Disputes in business are rarely enjoyable, but they are particularly distressing in the early days of trading. Fledgling companies can afford neither the cost nor distraction of a trip through the courts, and yet being the victim of an unpaid debt, for example, may be a matter of commercial life and death. Since the vast majority of court cases settle before judgment is given, there is strong justification for avoiding judicial proceedings from the outset. This article discusses alternative dispute resolution (“ADR”) as a tool for resolving early business conflicts.
Alternative dispute resolution
In the United Kingdom, ADR is a blanket term for all methods of dispute resolution short of litigation and arbitration (which are generally non-voluntary). Its varieties are too numerous to cover in this article, and therein lies its central benefit. It can be as simple as a non-binding negotiation between the two parties concerned. If relationships are strained, an impartial mediator can be brought in to steer towards a solution. Early neutral evaluation makes use of a legal specialist, such as a QC or retired judge, to assess the legal merits of the arguments, and if technical knowledge is important the parties can opt to have their dispute decided via an expert determination. Often ADR outcomes are non-binding, allowing parties to nevertheless proceed to litigation if unsatisfied, but resulting agreements can also be enshrined in contracts or enforced by the courts.
Reasons for new businesses to consider ADR
1. Cash flow concerns
Even the most promising new business can be sunk by an interruption to cash flow. Successful court claims can take months if not years to pursue, with legal costs an added—and disproportionate, where the reward is small—strain on finances. A negotiation or mediation can be arranged and completed in a matter of days. Where time is particularly pressing, parties can agree for an impartial third party to make a binding determination of the dispute, providing them with certainty of resolution within a set time period.
2. The need for a creative solution
The injunctive or monetary relief typically granted by courts is not always the most practical reward for an up-and-coming business. For example, rather than repaying a debt to Party B, perhaps it would be preferable from an operational perspective for Party A to provide some other service free of charge. ADR allows parties to agree on imaginative, working solutions, rather than getting bogged down in legal rights and wrongs.
3. Reputational and privacy concerns
Maintenance of reputation and protection of know-how are crucial concerns for new businesses. Litigation is generally a public process; it carries the risk of secrets leaking to competitors, or damage being done to brand image. By using ADR, parties can agree that the details of both the dispute and any subsequent settlement are to be kept confidential. A common concern with ADR is that it will force participants to “show their hand,” weakening their case should they subsequently choose to walk away and proceed to court; however, ADR is generally conducted on a “without prejudice” basis, meaning any matters that arise during the ADR process cannot be referred to during subsequent litigation.
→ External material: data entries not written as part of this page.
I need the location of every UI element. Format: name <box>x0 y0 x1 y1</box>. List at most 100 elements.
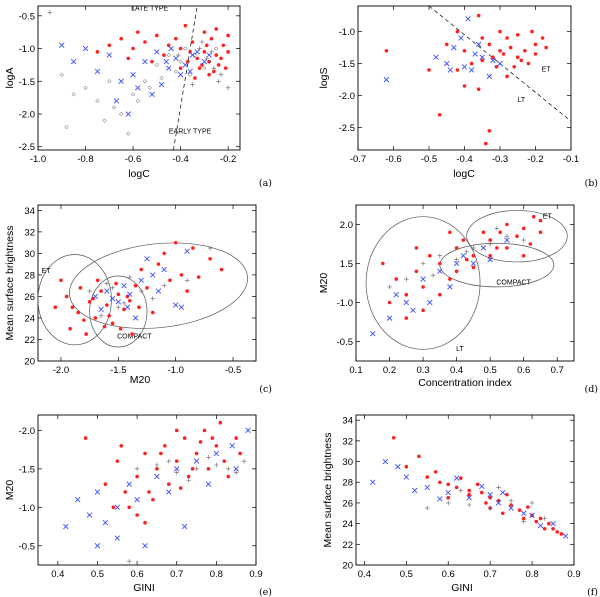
data-point-red-dot <box>143 520 147 525</box>
x-tick-label: -0.3 <box>492 154 508 165</box>
x-tick-label: -1.0 <box>30 154 46 165</box>
y-tick-label: 22 <box>24 335 35 346</box>
data-point-blue-cross <box>529 512 535 519</box>
data-point-blue-cross <box>465 16 471 22</box>
data-point-plus <box>185 59 191 64</box>
data-point-red-dot <box>174 459 179 463</box>
data-point-plus <box>134 466 140 472</box>
data-point-blue-cross <box>142 58 148 65</box>
data-point-diamond <box>159 75 164 81</box>
data-point-red-dot <box>147 490 151 494</box>
data-point-diamond <box>71 92 76 97</box>
data-point-red-dot <box>462 84 467 88</box>
data-point-blue-cross <box>205 481 212 487</box>
y-tick-label: -2.5 <box>19 142 35 153</box>
y-tick-label: 32 <box>24 227 35 238</box>
data-point-red-dot <box>174 36 178 41</box>
data-point-red-dot <box>70 305 75 310</box>
data-point-blue-cross <box>70 58 77 65</box>
data-point-plus <box>542 516 547 521</box>
data-point-red-dot <box>559 532 564 536</box>
data-point-blue-cross <box>444 60 450 67</box>
data-point-blue-cross <box>125 111 132 117</box>
data-point-red-dot <box>547 521 551 526</box>
data-point-red-dot <box>454 246 459 250</box>
ylabel-d: M20 <box>318 273 330 294</box>
data-point-blue-cross <box>500 489 506 496</box>
x-tick-label: 0.4 <box>450 365 463 376</box>
data-point-red-dot <box>135 513 139 517</box>
data-point-red-dot <box>122 307 126 312</box>
data-point-red-dot <box>467 492 471 497</box>
data-point-blue-cross <box>193 458 200 464</box>
data-point-red-dot <box>126 56 131 61</box>
data-point-blue-cross <box>113 98 120 104</box>
data-point-blue-cross <box>486 73 493 80</box>
data-point-diamond <box>64 124 69 130</box>
data-point-red-dot <box>414 246 419 250</box>
data-point-red-dot <box>471 265 476 270</box>
panel-tag-a: (a) <box>259 178 272 189</box>
x-tick-label: 0.1 <box>349 365 362 376</box>
x-tick-label: 0.2 <box>383 365 396 376</box>
data-point-plus <box>225 466 231 472</box>
data-point-red-dot <box>135 474 139 479</box>
ylabel-e: M20 <box>4 480 16 501</box>
data-point-red-dot <box>102 324 107 329</box>
xlabel-b: logC <box>453 168 475 180</box>
data-point-red-dot <box>103 482 108 487</box>
data-point-blue-cross <box>447 67 454 73</box>
marks-f <box>370 435 569 539</box>
data-point-blue-cross <box>420 276 426 282</box>
data-point-red-dot <box>196 275 201 279</box>
data-point-blue-cross <box>130 72 136 78</box>
data-point-red-dot <box>156 262 161 266</box>
data-point-red-dot <box>110 321 115 326</box>
data-point-red-dot <box>495 246 499 250</box>
data-point-blue-cross <box>383 76 390 83</box>
data-point-red-dot <box>95 278 100 283</box>
data-point-blue-cross <box>154 473 160 480</box>
data-point-red-dot <box>59 278 63 283</box>
data-point-plus <box>508 498 514 504</box>
data-point-plus <box>197 46 202 51</box>
data-point-blue-cross <box>168 45 174 52</box>
data-point-red-dot <box>533 52 538 56</box>
data-point-blue-cross <box>114 535 120 541</box>
data-point-red-dot <box>438 292 442 297</box>
data-point-plus <box>233 470 239 475</box>
plot-frame-d <box>355 204 575 362</box>
plot-frame-f <box>355 414 575 566</box>
data-point-blue-cross <box>233 466 239 472</box>
region-ellipse <box>466 210 568 263</box>
data-point-red-dot <box>200 63 204 67</box>
data-point-red-dot <box>223 66 228 70</box>
data-point-red-dot <box>448 230 452 235</box>
data-point-blue-cross <box>104 288 110 294</box>
annotation-label: COMPACT <box>117 333 152 340</box>
y-tick-label: -0.5 <box>19 541 35 552</box>
data-point-red-dot <box>538 218 543 223</box>
data-point-plus <box>206 455 211 460</box>
data-point-red-dot <box>127 505 131 510</box>
data-point-blue-cross <box>102 519 109 526</box>
data-point-red-dot <box>505 36 509 40</box>
data-point-blue-cross <box>453 260 460 267</box>
data-point-red-dot <box>182 436 187 440</box>
data-point-red-dot <box>494 65 499 69</box>
data-point-red-dot <box>64 294 69 299</box>
data-point-red-dot <box>155 467 159 471</box>
marks-d <box>370 214 543 337</box>
region-ellipse <box>69 242 248 329</box>
data-point-plus <box>126 558 132 564</box>
data-point-red-dot <box>528 242 533 246</box>
data-point-blue-cross <box>445 489 451 496</box>
x-tick-label: 0.5 <box>400 569 413 580</box>
marks-b <box>383 13 548 146</box>
data-point-blue-cross <box>229 443 235 449</box>
data-point-red-dot <box>178 46 183 51</box>
data-point-red-dot <box>107 43 112 48</box>
data-point-blue-cross <box>451 44 457 51</box>
ticks-b: -0.7 -0.6 -0.5 -0.4 -0.3 -0.2 -0.1 -2.5 -2.0 -1.5… <box>339 6 579 165</box>
data-point-blue-cross <box>187 68 193 75</box>
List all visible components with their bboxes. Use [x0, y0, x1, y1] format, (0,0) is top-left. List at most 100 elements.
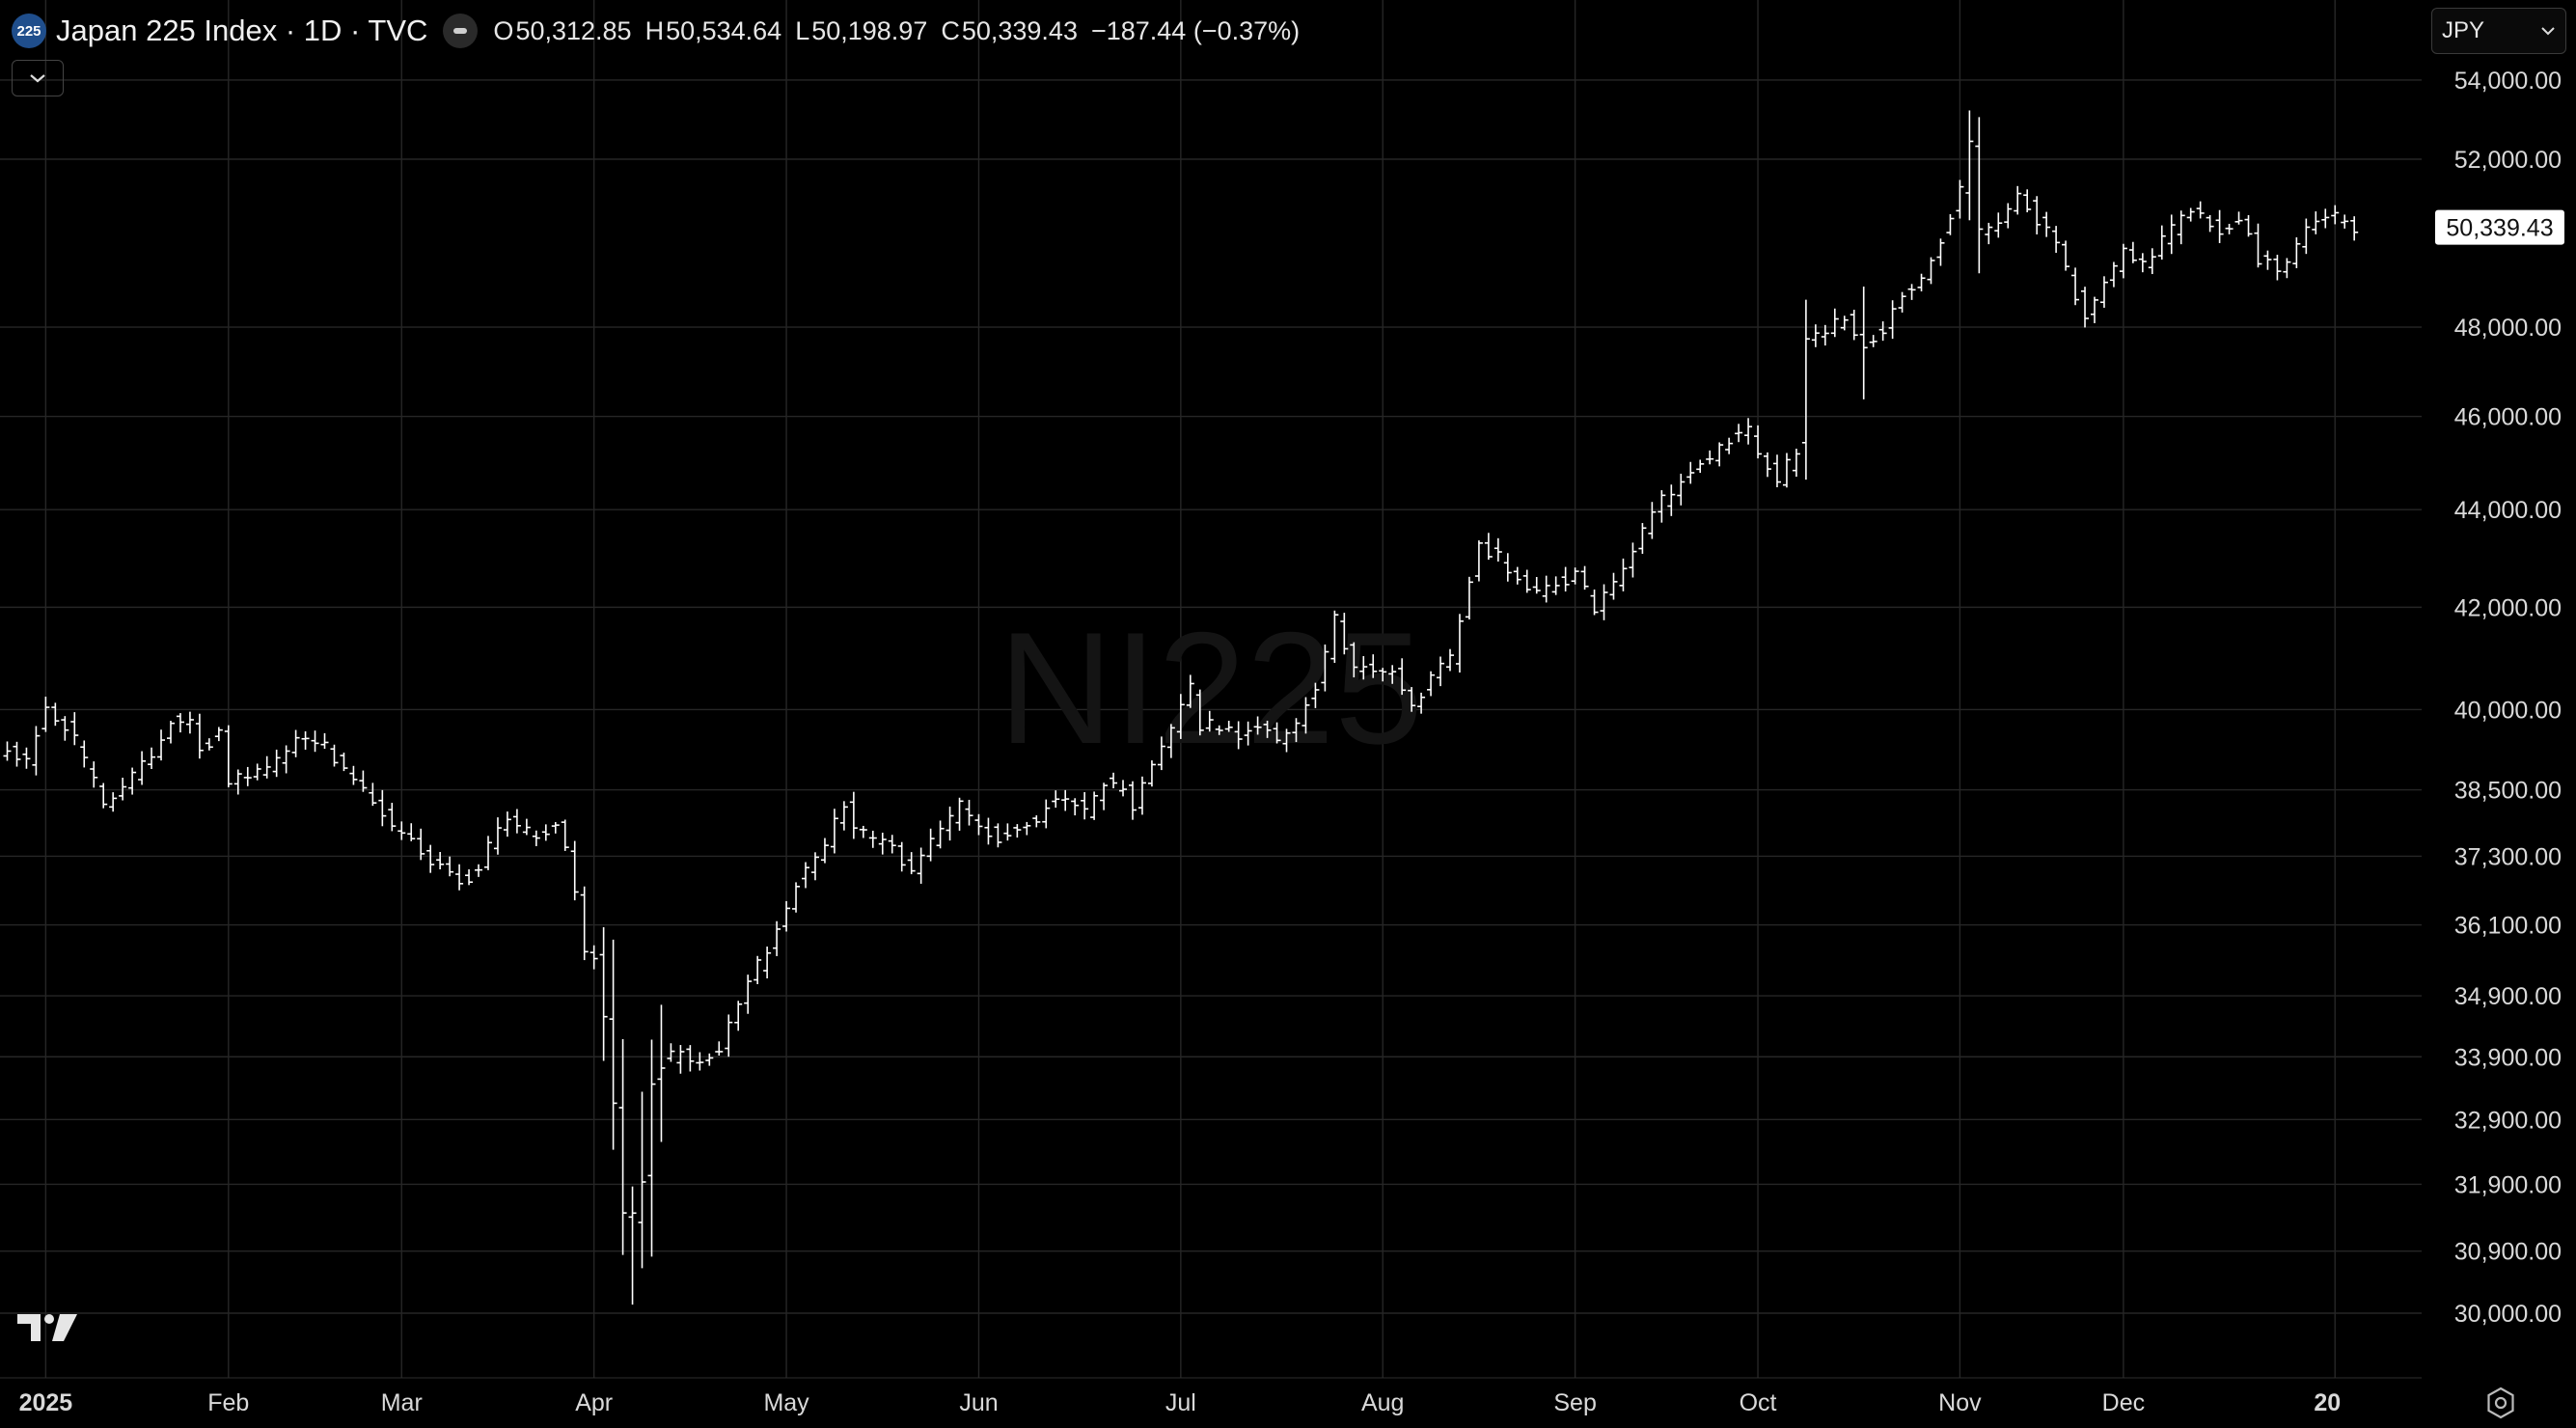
ohlc-bar [1677, 473, 1685, 506]
ohlc-bar [1946, 214, 1955, 235]
ohlc-bar [109, 792, 118, 812]
price-tick-label: 36,100.00 [2454, 913, 2562, 940]
ohlc-bar [2341, 214, 2349, 229]
ohlc-bar [1619, 558, 1628, 591]
ohlc-bar [1408, 687, 1416, 712]
symbol-badge[interactable]: 225 [12, 14, 46, 48]
ohlc-bar [773, 920, 781, 956]
ohlc-bar [2138, 253, 2147, 273]
time-tick-label: Sep [1553, 1389, 1596, 1416]
ohlc-bar [1859, 287, 1868, 399]
ohlc-bar [253, 763, 261, 781]
ohlc-bar [1735, 424, 1743, 443]
ohlc-bar [1629, 542, 1637, 578]
ohlc-bar [1234, 721, 1243, 750]
price-tick-label: 38,500.00 [2454, 778, 2562, 805]
ohlc-bar [2273, 255, 2282, 281]
ohlc-bar [2302, 218, 2311, 255]
ohlc-bar [1128, 781, 1137, 820]
currency-select[interactable]: JPY [2431, 8, 2566, 54]
time-tick-label: Aug [1361, 1389, 1404, 1416]
ohlc-bar [1100, 783, 1109, 810]
ohlc-bar [1282, 728, 1291, 753]
ohlc-bar [1956, 179, 1964, 219]
price-tick-label: 40,000.00 [2454, 697, 2562, 724]
ohlc-bar [1166, 724, 1175, 758]
ohlc-bar [696, 1052, 704, 1071]
ohlc-bar [1215, 725, 1223, 735]
ohlc-bar [1157, 736, 1165, 771]
time-tick-label: Dec [2102, 1389, 2145, 1416]
ohlc-bar [1013, 824, 1022, 838]
last-price-box [2435, 209, 2564, 245]
ohlc-bar [1888, 300, 1897, 340]
ohlc-bar [1302, 697, 1310, 734]
ohlc-bar [1542, 575, 1550, 603]
ohlc-bar [70, 712, 79, 746]
price-tick-label: 48,000.00 [2454, 315, 2562, 342]
ohlc-bar [1811, 324, 1820, 347]
ohlc-bar [224, 725, 233, 787]
ohlc-bar [1975, 117, 1984, 274]
ohlc-bar [1936, 238, 1945, 266]
low-value: 50,198.97 [811, 15, 928, 45]
close-value: 50,339.43 [961, 15, 1078, 45]
ohlc-bar [1850, 309, 1858, 341]
time-tick-label: Nov [1938, 1389, 1982, 1416]
collapse-legend-button[interactable] [12, 60, 64, 96]
ohlc-bar [657, 1004, 666, 1142]
ohlc-bar [1003, 823, 1012, 841]
ohlc-bar [3, 741, 12, 761]
symbol-title[interactable]: Japan 225 Index · 1D · TVC [56, 14, 428, 47]
ohlc-bar [1224, 720, 1233, 732]
ohlc-bar [1667, 484, 1676, 516]
ohlc-bar [1994, 212, 2003, 238]
ohlc-bar [1081, 791, 1089, 820]
ohlc-bar [599, 926, 608, 1061]
ohlc-bar [1427, 671, 1436, 697]
ohlc-bar [628, 1186, 637, 1305]
ohlc-bar [90, 761, 98, 788]
ohlc-bar [2244, 214, 2253, 237]
tradingview-logo-icon[interactable] [17, 1312, 81, 1343]
ohlc-bar [734, 1001, 743, 1031]
ohlc-bar [2263, 250, 2272, 270]
ohlc-bar [1455, 614, 1464, 673]
ohlc-bar [541, 824, 550, 841]
hide-indicator-button[interactable] [443, 14, 479, 48]
ohlc-bar [157, 729, 166, 761]
ohlc-bar [888, 835, 896, 854]
ohlc-bar [705, 1053, 714, 1066]
ohlc-bar [61, 716, 69, 741]
ohlc-bar [2196, 201, 2205, 219]
ohlc-bar [214, 727, 223, 742]
price-axis[interactable]: 54,000.00 52,000.00 48,000.00 46,000.00 44,0… [2454, 68, 2562, 1328]
ohlc-bar [1273, 722, 1281, 744]
time-axis[interactable]: 2025 Feb Mar Apr May Jun Jul Aug Sep Oct Nov Dec 20 [19, 1389, 2342, 1416]
ohlc-bar [1927, 257, 1935, 285]
ohlc-bar [1340, 613, 1349, 655]
ohlc-bar [301, 730, 310, 750]
low-label: L [795, 15, 810, 45]
last-price-marker: 50,339.43 [2435, 209, 2564, 245]
time-tick-label: Oct [1740, 1389, 1777, 1416]
ohlc-bar [397, 821, 406, 840]
ohlc-bar [715, 1041, 724, 1057]
ohlc-bar [849, 791, 858, 839]
ohlc-bar [185, 711, 194, 734]
ohlc-bar [2090, 296, 2098, 323]
ohlc-bars [3, 110, 2359, 1305]
ohlc-bar [1985, 222, 1993, 245]
ohlc-bar [1330, 610, 1339, 664]
ohlc-bar [830, 809, 838, 854]
settings-icon[interactable] [2482, 1385, 2519, 1421]
price-tick-label: 37,300.00 [2454, 843, 2562, 870]
ohlc-bar [1350, 642, 1358, 678]
ohlc-bar [1609, 572, 1618, 600]
time-tick-label: Jun [959, 1389, 998, 1416]
ohlc-bar [2042, 211, 2051, 237]
ohlc-bar [243, 766, 252, 786]
ohlc-bar [1446, 648, 1454, 672]
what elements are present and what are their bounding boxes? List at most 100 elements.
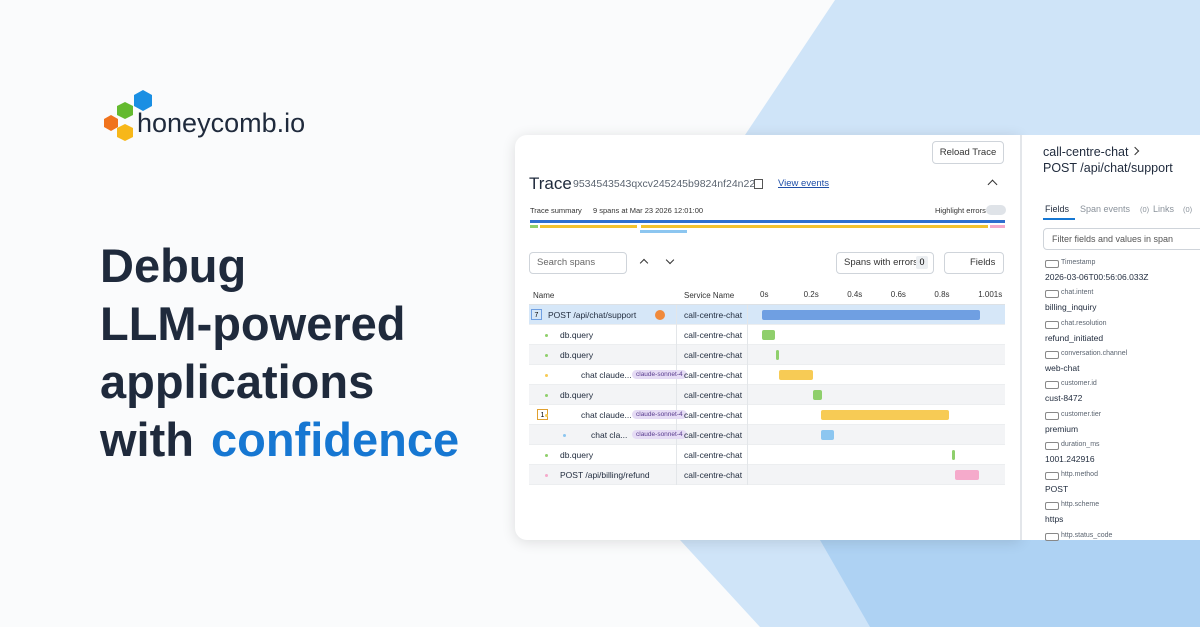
field-value: premium bbox=[1045, 423, 1079, 434]
span-bar bbox=[779, 370, 813, 380]
tab[interactable]: Links bbox=[1153, 204, 1175, 214]
service-name: call-centre-chat bbox=[684, 450, 743, 460]
col-divider bbox=[676, 325, 677, 345]
col-divider bbox=[747, 465, 748, 485]
service-name: call-centre-chat bbox=[684, 430, 743, 440]
type-icon bbox=[1045, 472, 1059, 481]
search-input[interactable]: Search spans bbox=[529, 252, 627, 274]
col-divider bbox=[747, 425, 748, 445]
service-name: call-centre-chat bbox=[684, 390, 743, 400]
field-value: POST bbox=[1045, 484, 1069, 495]
col-divider bbox=[747, 305, 748, 325]
service-name: call-centre-chat bbox=[684, 310, 743, 320]
type-icon bbox=[1045, 441, 1059, 450]
span-row[interactable] bbox=[529, 465, 1005, 485]
tick-label: 0.2s bbox=[803, 290, 819, 299]
field-key: conversation.channel bbox=[1061, 349, 1128, 357]
span-name: POST /api/billing/refund bbox=[560, 470, 650, 480]
span-name: chat claude... bbox=[581, 410, 632, 420]
col-divider bbox=[676, 445, 677, 465]
copy-icon[interactable] bbox=[754, 179, 763, 189]
toggle[interactable] bbox=[986, 205, 1006, 215]
field-value: refund_initiated bbox=[1045, 332, 1104, 343]
view-events[interactable]: View events bbox=[778, 178, 830, 189]
summary-strip bbox=[641, 225, 988, 228]
span-bar bbox=[820, 410, 950, 420]
tick-label: 0.8s bbox=[934, 290, 950, 299]
field-value: 1001.242916 bbox=[1045, 453, 1095, 464]
tick-label: 0.4s bbox=[847, 290, 863, 299]
col-divider bbox=[676, 305, 677, 325]
field-key: http.method bbox=[1061, 471, 1098, 479]
summary-strip bbox=[540, 225, 637, 228]
span-bar bbox=[776, 350, 779, 360]
child-count[interactable]: 7 bbox=[531, 309, 542, 320]
field-value: 2026-03-06T00:56:06.033Z bbox=[1045, 272, 1149, 282]
type-icon bbox=[1045, 381, 1059, 390]
detail-route: POST /api/chat/support bbox=[1043, 161, 1173, 175]
tree-dot bbox=[545, 414, 548, 417]
model-badge: claude-sonnet-4 bbox=[632, 370, 687, 379]
col-divider bbox=[747, 445, 748, 465]
tick-label: 1.001s bbox=[978, 290, 1003, 299]
field-key: http.scheme bbox=[1061, 501, 1100, 509]
field-value: billing_inquiry bbox=[1045, 302, 1097, 313]
error-count: 0 bbox=[916, 256, 928, 269]
trace-title: Trace bbox=[529, 174, 572, 193]
span-bar bbox=[762, 310, 980, 320]
type-icon bbox=[1045, 502, 1059, 511]
tick-label: 0s bbox=[760, 290, 769, 299]
errors-button[interactable]: Spans with errors bbox=[836, 252, 934, 274]
model-badge: claude-sonnet-4 bbox=[632, 410, 687, 419]
type-icon bbox=[1045, 320, 1059, 329]
highlight-errors: Highlight errors bbox=[935, 206, 986, 215]
span-row[interactable] bbox=[529, 385, 1005, 405]
col-service: Service Name bbox=[684, 291, 735, 300]
span-row[interactable] bbox=[529, 345, 1005, 365]
span-name: chat cla... bbox=[591, 430, 628, 440]
col-divider bbox=[747, 365, 748, 385]
summary-label: Trace summary bbox=[530, 206, 582, 215]
span-name: db.query bbox=[560, 330, 594, 340]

4. The importance of future business relations
Litigation is adversarial. ADR, by contrast, relies on a common effort to find a solution acceptable to all parties to the dispute; there are no winners or losers. This recharacterisation of the process makes it possible to solve disagreements and move forward without bad blood. Business contacts are valuable assets, and new companies are wise to seek to maintain working relationships wherever possible.
5. Cross-border elements
Using ADR, such as mediation, during disputes with an international dimension can help to circumvent legal technicalities such as issues of jurisdiction.
6. The preferences of the courts
Sometimes feuding parties are contractually required to consider ADR options. Even where not, the Civil Procedure Rules oblige them to explore the possibility of using ADR both before and during any subsequent litigation. Whilst no one can be compelled to use ADR, those who decline or delay its introduction must provide justification for doing so, and should these reasons be judged unmerited severe costs penalties may result. Failure to make use of ADR can therefore make any subsequent litigation victory feel a hollow triumph.
At the outset of any dispute, it is wise for prospective litigants to discuss options with their lawyers. ADR is not right for every situation, but where used it is generally found to be effective. The 7th Mediation Audit by the Centre for Effective Dispute Resolution (“CEDR”) reported an 86% aggregate settlement rate following mediation. Success is not guaranteed, and in order to get the most out of ADR parties must accept that they will have to compromise—but for new businesses, when the stakes are highest, this is often a price worth paying.